As it turns out, the CCA is doing just fine. Its revenue in 2010 was a record $1.67bn, an increase of $46m from 2009. Half of that revenue came from contracts with states, and 43% of it came from federal contracts with the US Marshals, the Bureau of Prisons and ICE. Since 9/11, the number of immigrants held in detention has grown exponentially, and the number held in private prisons (not just the CCA's facilities) has increased during that period by 206%, according to a report (pdf) by the Sentencing Project.

The companies maintain that their lobbying efforts have nothing to do with this expansion and insist that it is their policy to "expressly prohibit their lobbyists from working to pass or oppose immigration legislation", such as the Arizona immigration bill SB1070, which provides for the mandatory detention of immigrants who cannot produce papers on request. In an email to me, the CCA's spokesperson, Steve Owen, stated his company's position as follows:

"Allow me to strongly reiterate that it is CCA's longstanding corporate policy not to take positions on any legislation at any level of government involving detainment, crime or sentencing policies."

Since it is not to influence custodial policy, where are the private prison firms spending those millions of lobbying dollars? On a state level, it's difficult to ascertain exactly where the funds are directed, as each state has different disclosure requirements for lobbyists. But a report compiled by the Justice Policy Institute issued in 2011 and using data from the National Institute on Money in State Politics found that between 2003 and 2010, the CCA contributed a total of $1,552,350 to state election campaigns, with its efforts concentrated in California, Florida and Georgia. (Of these contributions, approximately half was to candidates, more than a third was to party committees and around one tenth was spent on ballot measures.) Contracts with the state of California account for 13% of the CCA's total revenue, and Georgia is home to the CCA-run Stewart Detention Center, the largest immigrant detention center in the country.

At a federal level, it is much easier to find out exactly where lobbying efforts have been directed.

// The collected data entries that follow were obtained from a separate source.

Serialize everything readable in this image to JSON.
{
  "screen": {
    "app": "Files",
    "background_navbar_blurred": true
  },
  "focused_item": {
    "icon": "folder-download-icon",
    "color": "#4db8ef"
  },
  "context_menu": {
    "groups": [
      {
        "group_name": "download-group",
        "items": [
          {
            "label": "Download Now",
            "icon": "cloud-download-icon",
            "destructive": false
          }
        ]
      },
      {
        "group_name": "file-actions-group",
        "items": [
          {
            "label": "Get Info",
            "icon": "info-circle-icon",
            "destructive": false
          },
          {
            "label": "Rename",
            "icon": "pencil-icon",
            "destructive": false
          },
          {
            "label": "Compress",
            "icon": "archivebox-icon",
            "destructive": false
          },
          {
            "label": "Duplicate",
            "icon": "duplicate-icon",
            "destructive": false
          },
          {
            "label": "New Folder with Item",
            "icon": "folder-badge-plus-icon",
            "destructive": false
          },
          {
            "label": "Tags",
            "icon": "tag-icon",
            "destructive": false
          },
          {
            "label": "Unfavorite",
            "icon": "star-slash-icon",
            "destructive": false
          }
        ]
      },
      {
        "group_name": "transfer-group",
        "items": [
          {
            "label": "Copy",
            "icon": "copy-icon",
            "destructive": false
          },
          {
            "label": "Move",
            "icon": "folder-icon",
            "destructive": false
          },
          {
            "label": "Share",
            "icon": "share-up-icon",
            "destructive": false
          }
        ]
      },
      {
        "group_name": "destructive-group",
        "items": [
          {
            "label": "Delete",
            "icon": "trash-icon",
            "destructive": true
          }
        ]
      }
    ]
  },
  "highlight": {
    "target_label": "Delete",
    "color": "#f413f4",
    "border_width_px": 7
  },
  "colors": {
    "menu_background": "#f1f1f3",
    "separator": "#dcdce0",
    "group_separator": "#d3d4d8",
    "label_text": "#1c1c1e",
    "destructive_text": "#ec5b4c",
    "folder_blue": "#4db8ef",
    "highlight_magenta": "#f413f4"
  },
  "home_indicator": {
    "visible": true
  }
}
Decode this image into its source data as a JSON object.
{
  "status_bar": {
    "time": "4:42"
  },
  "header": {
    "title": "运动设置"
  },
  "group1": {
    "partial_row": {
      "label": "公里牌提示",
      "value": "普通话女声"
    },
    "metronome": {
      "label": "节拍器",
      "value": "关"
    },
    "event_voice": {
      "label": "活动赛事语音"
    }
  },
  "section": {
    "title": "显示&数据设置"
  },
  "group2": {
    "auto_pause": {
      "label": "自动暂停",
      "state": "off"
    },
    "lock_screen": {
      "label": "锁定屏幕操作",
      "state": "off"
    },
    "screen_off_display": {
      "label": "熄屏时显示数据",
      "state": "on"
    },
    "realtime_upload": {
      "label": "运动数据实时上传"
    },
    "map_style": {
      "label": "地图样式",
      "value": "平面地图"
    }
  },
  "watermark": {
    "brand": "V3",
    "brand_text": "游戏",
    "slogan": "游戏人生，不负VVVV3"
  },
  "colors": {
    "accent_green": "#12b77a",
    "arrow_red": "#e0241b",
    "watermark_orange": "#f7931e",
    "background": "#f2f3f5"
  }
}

For instance, on the federal government's official lobbying disclosure website, it is possible to do a search to see exactly how much each private prison company has spent in any given year on lobbying efforts, and to find the specific issues they lobbied on. So, in this CCA lobbying report from 2008 (see pdf), it clearly states in box 16 that the "specific lobbying issues" were the "HR1889 (Private Prison Information Act); all provisions and HR1890 (Public Safety Act); all provisions."

The purpose of the latter bill, HR1890, was to "ensure that the incarceration of inmates is not provided by private contractors or vendors and that persons charged with or convicted of an offense against the US shall be housed in facilities managed and maintained by federal, state or local governments".

The bill died in committee. So the CCA lobbied and came out on the winning side against a bill that would have ended privatization of prison services. Whether that fits with the CCA's stated policy of not taking positions on "any legislation at any level of government involving detainment" may be moot, for I'm sure its shareholders would feel that those were lobbying dollars well spent.

The private prison companies insist that their lobbying and campaign donations are above board and legally compliant. They are corporations in the business of making profit, and so you cannot really blame them for doing whatever it takes to achieve that end.

It is their political enablers, the lawmakers who accept millions of dollars from these corporations, who ought to be doing some serious soul-searching. Of all the public services to be outsourced, incarceration, where the state deprives a person of their liberty and assumes responsibility for his or her mental and physical well-being, is not one to be auctioned for campaign contributions.